Before the implementation of the current vision, monthly tax collections were around Sh30 billion, but after the implementation, collections have exceeded Sh2 trillion per month.

"Before the vision, electricity was mainly available in regional and district headquarters, but now we are talking about a small number of villages and hamlets that are yet to be electrified after the implementation of the vision," noted Dr Nchemba.

Regarding education, Dr Nchemba stated that before the vision, it was common for primary school graduates not to be selected to join secondary education, but now graduating students seamlessly transition to secondary education.

Previously, while providing an overview of the vision, the Permanent Secretary in the ministry of Finance and Planning, Dr Natu Mwamba, mentioned that the implementation of Vision 2025 has enabled the country to achieve various successes.

These include transitioning into a lower-middle-income economy, with the nation achieving an average economic growth rate of six percent and reducing the poverty rate by over nine percent from 35.7 percent in 2000/01 to 24.6 percent in 2017/18.

Dr Mwamba also highlighted significant improvements in maternal and child mortality rates, primary school enrollment rates, water accessibility (86.7 percent in urban areas and 72.3 percent in rural areas), and rural electrification (reaching 69.8 percent in 2020).

Regarding the preparations for Vision 2050, Dr Mwamba explained that these preparations stem from four main factors, including sustaining the achievements made under Vision 2025, the need for a strategy to benefit from ongoing global economic and technological developments, and aligning national development agendas with regional and international strategies.

"Key issues are the blue economy, robotics, carbon trading, and the need for a strategy aligning the country's development agenda with other regional and international strategies," said Dr Mwamba.

He added that the preparations for Vision 2050 include evaluating the implementation of Vision 2025, which is crucial for identifying achievements, implementation steps, and challenges encountered during the implementation period.

Private sector views

The private sector stakeholders have voiced their views on the preparations for Vision 2050.

During a recent high-level consultative forum, the business community emphasised the importance of investing in innovation and technology to enhance efficiency and global competitiveness.

Suggestions put forward by the Tanzania Private Sector Foundation (TPSF) chief executive Raphael Maganga included promoting a strong digital economy, empowering businesses, and ensuring that Tanzanians play a central role in innovation in Africa and elsewhere.

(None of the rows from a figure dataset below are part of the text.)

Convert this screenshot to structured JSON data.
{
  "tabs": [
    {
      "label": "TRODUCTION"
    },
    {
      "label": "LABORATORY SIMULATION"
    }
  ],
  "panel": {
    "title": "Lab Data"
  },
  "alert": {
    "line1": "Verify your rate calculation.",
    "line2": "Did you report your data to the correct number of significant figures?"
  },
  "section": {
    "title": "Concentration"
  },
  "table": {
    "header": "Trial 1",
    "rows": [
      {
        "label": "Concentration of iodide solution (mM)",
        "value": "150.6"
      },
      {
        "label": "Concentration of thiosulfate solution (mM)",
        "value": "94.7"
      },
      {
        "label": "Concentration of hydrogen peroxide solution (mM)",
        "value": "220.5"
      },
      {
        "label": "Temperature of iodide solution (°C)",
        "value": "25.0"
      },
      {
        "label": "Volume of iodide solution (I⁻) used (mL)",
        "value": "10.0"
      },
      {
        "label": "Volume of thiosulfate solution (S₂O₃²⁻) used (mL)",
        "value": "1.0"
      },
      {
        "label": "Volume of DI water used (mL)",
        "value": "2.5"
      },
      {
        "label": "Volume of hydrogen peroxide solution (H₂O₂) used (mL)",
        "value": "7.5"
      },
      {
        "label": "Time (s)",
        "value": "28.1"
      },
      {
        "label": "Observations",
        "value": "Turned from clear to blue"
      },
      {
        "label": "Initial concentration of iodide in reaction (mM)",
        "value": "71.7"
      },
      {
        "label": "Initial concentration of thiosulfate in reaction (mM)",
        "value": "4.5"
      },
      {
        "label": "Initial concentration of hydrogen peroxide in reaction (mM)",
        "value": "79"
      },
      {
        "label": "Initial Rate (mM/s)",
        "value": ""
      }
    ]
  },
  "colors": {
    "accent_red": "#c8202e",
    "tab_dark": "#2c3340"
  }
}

"This vision should enable us to create an environment in which growth benefits all citizens. We need growth that is translated into quality education, health services, and opportunities for Tanzanians, irrespective of their backgrounds." Mr Maganga was quoted.


One of the key issues during the past few decades has been the rising cost of living that does not align with people’s incomes.

The Bank of Tanzania (BoT), however, paints a rosy picture of the rate of the increase in commodities’ prices. Data from the central bank show that inflation is projected to remain low, between 3 and 5 percent for both Mainland Tanzania and Zanzibar, attributable to monetary policy impact, adequate food supply, and exchange rate stability.

However, upward risks to the inflation forecast remain, including increased oil prices due to OPEC+’s intention to cut production and geopolitical tensions in different parts of the world.

Tanzania is also facing a dual challenge of economic growth failing to translate into poverty reduction while grappling with the impending surge in population, according to the World Bank.

The WB states that 17 million people, approximately close to 28 percent of the total population, were still in poverty by 2022.

At the same time, the WB also projects that Tanzania's population will double every 23 years, potentially reaching nearly 140 million by 2050.

WB country director, Mr Nathan Belete, said this surge will intensify the demand for education and healthcare services beyond the economy's capacity, leading to challenges in job creation.